I'd like to create a kind of component that would be easy to continue from in future tests. For language I'll be going with Javascript, as for me it has the fastest cycle between writing some code and seeing if it works or not. It should be totally trivial to include an isometric field of tiles in a project, otherwise I wouldn't use it. To get an isometric hello world, I should be able to copy some piece of code, similar to copying AdSense ad codes and it should just work with reasonable defaults.
The code to copy should be something like <script src="http://www.example.com/iso/1/iso.js"></script>. Putting this on the page with nothing else would magically create an isometric field right there. That would also be convenient for demonstrating things here.
What kind of parameters would an isometric field need? At least some sort of description of how big each tile is. The ratio of the size is always 2:1 in my perspective, so just giving the width of the diamond should suffice. Then it should know where the graphics for the tiles are. Maybe this could be given implicitly by having the name of the graphics file be part of the name of a tile, like "car_4" would mean the fourth tile in the file "car.png". There might be big differences in the size of tiles though, so unsure how to know where they are in the file.

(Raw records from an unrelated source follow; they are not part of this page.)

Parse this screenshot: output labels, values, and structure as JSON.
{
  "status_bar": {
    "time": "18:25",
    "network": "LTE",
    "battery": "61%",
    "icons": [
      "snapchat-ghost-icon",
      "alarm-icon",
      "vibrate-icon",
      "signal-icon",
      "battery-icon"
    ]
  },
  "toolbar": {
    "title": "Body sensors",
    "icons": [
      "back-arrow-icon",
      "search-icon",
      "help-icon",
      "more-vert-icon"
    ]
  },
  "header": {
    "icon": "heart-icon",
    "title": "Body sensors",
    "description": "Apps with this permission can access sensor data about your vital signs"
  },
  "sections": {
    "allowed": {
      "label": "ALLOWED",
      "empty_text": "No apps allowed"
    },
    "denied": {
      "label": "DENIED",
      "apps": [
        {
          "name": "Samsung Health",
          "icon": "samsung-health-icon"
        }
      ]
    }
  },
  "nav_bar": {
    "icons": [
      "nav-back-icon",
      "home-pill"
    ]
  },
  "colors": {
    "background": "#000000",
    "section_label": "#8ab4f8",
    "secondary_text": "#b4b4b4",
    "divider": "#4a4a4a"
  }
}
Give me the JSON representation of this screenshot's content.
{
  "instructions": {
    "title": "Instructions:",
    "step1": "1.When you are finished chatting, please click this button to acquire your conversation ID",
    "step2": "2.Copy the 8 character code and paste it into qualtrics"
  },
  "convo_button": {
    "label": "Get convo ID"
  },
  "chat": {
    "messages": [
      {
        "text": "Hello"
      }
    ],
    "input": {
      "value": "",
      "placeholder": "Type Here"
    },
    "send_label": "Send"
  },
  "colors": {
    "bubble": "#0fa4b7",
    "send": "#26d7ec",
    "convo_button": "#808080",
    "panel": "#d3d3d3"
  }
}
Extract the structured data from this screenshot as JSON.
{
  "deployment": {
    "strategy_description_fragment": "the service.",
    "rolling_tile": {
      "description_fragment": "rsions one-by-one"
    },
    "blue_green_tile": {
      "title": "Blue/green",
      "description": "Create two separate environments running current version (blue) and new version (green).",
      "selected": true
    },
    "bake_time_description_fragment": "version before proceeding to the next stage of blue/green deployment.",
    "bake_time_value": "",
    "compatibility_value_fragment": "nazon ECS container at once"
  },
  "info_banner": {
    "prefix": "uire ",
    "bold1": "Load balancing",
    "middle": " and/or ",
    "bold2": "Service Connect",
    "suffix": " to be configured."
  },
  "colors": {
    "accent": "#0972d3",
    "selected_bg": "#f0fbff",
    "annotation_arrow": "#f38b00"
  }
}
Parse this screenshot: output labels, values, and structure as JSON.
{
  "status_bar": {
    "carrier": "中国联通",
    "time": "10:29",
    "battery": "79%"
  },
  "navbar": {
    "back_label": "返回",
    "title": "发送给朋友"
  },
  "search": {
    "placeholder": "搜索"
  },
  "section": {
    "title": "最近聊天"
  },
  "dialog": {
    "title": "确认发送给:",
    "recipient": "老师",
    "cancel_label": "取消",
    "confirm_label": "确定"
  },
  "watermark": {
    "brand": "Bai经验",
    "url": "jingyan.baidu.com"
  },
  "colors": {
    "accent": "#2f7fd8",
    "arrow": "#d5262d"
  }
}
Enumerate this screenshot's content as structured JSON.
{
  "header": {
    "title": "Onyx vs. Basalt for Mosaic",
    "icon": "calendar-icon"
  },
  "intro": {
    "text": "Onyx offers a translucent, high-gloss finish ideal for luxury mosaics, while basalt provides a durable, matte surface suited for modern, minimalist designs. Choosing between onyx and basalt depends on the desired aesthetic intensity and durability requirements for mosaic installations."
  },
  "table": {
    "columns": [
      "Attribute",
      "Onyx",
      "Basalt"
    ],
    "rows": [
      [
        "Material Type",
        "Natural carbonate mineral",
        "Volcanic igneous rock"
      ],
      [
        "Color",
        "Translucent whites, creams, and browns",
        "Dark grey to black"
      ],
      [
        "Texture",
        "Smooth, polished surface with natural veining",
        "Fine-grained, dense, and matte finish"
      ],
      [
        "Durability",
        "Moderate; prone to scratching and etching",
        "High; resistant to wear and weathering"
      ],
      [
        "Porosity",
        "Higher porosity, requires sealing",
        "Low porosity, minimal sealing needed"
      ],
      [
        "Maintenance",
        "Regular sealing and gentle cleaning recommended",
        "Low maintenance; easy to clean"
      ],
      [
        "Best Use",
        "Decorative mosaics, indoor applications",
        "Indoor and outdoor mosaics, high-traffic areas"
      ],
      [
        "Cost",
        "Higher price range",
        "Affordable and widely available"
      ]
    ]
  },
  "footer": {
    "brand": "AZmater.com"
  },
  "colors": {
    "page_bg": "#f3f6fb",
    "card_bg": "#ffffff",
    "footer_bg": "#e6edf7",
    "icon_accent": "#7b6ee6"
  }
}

Size of the playing field and initial position of the window to the playing field are important too. Maybe assume 8x8 like a chess board and have the initial window be such that it would show that board reasonably.
Since there is "screen space" and "tile space", there will be two coordinate systems.
Screen space is the usual. Basis is x=(1, 0), y=(0, 1). In tile space it will be u=(width_of_tile/2, height_of_tile/2), v=(-width_of_tile/2, height_of_tile/2). To know which tile the mouse is over will involve first translating the mouse position from the current scroll position so that it's in the world position, then a change of basis from screen space to tile space.